The year 2017 is turning out to be promising for children’s publishing in India. Bookaroo, India’s own festival of children’s literature, aptly won the Literary Festival of the Year award at the London Book Fair International Excellence Award. Young Zubaan’s Eat the Sky, Drink the Ocean, a feminist anthology, edited by Payal Dhar and Anita Roy from India and Kirsty Murray from Australia, was published in the U.S.

Discovering fresh talent

But it’s really “discovery” that continues to be a big problem. How do you find out that these books are in the market? Bestselling lists are packed with international books, mythology and folk tales. That is when you can find a physical bookstore. When you do, Ruskin Bond, Abdul Kalam, Rudyard Kipling dominate bookshelves, and few publishing houses flex their marketing muscle for other books.

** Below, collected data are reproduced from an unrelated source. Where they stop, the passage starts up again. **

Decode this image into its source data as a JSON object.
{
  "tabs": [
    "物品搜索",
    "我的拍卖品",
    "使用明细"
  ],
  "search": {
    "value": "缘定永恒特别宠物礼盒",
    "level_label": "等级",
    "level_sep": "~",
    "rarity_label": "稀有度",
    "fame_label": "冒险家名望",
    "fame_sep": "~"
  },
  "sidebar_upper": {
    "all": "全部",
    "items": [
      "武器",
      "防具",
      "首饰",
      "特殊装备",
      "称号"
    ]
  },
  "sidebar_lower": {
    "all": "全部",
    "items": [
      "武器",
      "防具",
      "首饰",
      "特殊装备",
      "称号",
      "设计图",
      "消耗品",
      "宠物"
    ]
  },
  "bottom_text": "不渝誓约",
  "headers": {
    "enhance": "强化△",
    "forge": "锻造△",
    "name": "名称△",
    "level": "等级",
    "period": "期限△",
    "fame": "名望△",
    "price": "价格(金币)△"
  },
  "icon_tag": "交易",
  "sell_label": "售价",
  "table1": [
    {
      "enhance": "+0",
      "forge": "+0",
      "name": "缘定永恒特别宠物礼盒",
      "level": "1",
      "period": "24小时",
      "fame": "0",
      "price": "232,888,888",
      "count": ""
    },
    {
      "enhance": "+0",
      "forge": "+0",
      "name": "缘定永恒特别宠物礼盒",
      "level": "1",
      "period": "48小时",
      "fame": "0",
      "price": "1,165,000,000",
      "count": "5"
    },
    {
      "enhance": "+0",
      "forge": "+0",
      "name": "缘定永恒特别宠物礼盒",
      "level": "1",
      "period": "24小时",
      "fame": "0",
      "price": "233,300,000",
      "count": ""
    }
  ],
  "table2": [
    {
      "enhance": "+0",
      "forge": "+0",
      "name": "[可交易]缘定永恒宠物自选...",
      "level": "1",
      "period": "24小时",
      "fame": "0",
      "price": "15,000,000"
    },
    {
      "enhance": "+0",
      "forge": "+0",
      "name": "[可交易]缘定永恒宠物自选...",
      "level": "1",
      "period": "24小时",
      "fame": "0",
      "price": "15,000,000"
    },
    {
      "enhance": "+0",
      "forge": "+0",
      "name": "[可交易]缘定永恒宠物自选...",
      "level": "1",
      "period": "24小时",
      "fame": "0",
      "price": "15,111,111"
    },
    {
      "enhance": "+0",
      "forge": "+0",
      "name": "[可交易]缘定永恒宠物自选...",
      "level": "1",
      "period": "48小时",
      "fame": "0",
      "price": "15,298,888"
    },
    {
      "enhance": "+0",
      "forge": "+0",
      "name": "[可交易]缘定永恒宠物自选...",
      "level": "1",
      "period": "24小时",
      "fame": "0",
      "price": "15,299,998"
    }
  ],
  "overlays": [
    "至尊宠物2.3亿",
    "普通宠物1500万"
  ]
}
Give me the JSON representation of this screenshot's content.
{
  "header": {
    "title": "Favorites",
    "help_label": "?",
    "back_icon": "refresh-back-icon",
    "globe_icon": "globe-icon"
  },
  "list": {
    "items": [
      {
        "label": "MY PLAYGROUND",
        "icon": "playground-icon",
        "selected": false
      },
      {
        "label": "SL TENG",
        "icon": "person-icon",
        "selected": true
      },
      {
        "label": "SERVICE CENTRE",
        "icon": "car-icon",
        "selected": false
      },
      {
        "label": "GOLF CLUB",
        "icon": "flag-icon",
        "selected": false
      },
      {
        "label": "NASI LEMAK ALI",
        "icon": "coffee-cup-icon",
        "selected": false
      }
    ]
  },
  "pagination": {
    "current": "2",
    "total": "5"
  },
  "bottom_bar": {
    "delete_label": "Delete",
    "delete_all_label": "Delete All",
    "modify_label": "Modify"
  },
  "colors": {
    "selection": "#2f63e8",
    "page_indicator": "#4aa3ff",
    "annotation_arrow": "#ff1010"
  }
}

If then, you’re buying books online, how do you know which titles to buy? Stories about children’s books and their authors are few and far between in the media. Websites like Good Books or Saffron Tree are excellent resources for book reviews, but we need to find other ways of sending traffic their way. Bookstores such as Trilogy by the Eternal Library and Kitab Khana in Mumbai or Lightroom in Bengaluru are incredibly rare and precious. Once you step into them, a veritable trove of kid-lit is in front of you. Then there’s Reading Raccoons on Facebook, which has interesting discussions on children’s books fuelled by parents, educators, editors and authors.

Making a start

Last year, I started BAM Books on Instagram with a friend, Maegan Dobson Sippy, to create a visual space to talk about diverse books, and the response has been phenomenal. We are finding interesting books, having some fantastic conversations, and learning so much about our classic and contemporary stories.

To add to the first question, what if you were looking for a list of must-read YA books from the U.S. or say, the best children’s books about the U.K.? Imagine a list that mostly included YA books such as Twilight by Stephenie Meyer or The Princess Diaries by Meg Cabot? Or was dominated by Enid Blyton and Richmal Crompton? It wouldn’t ring true, would it? We feel the same.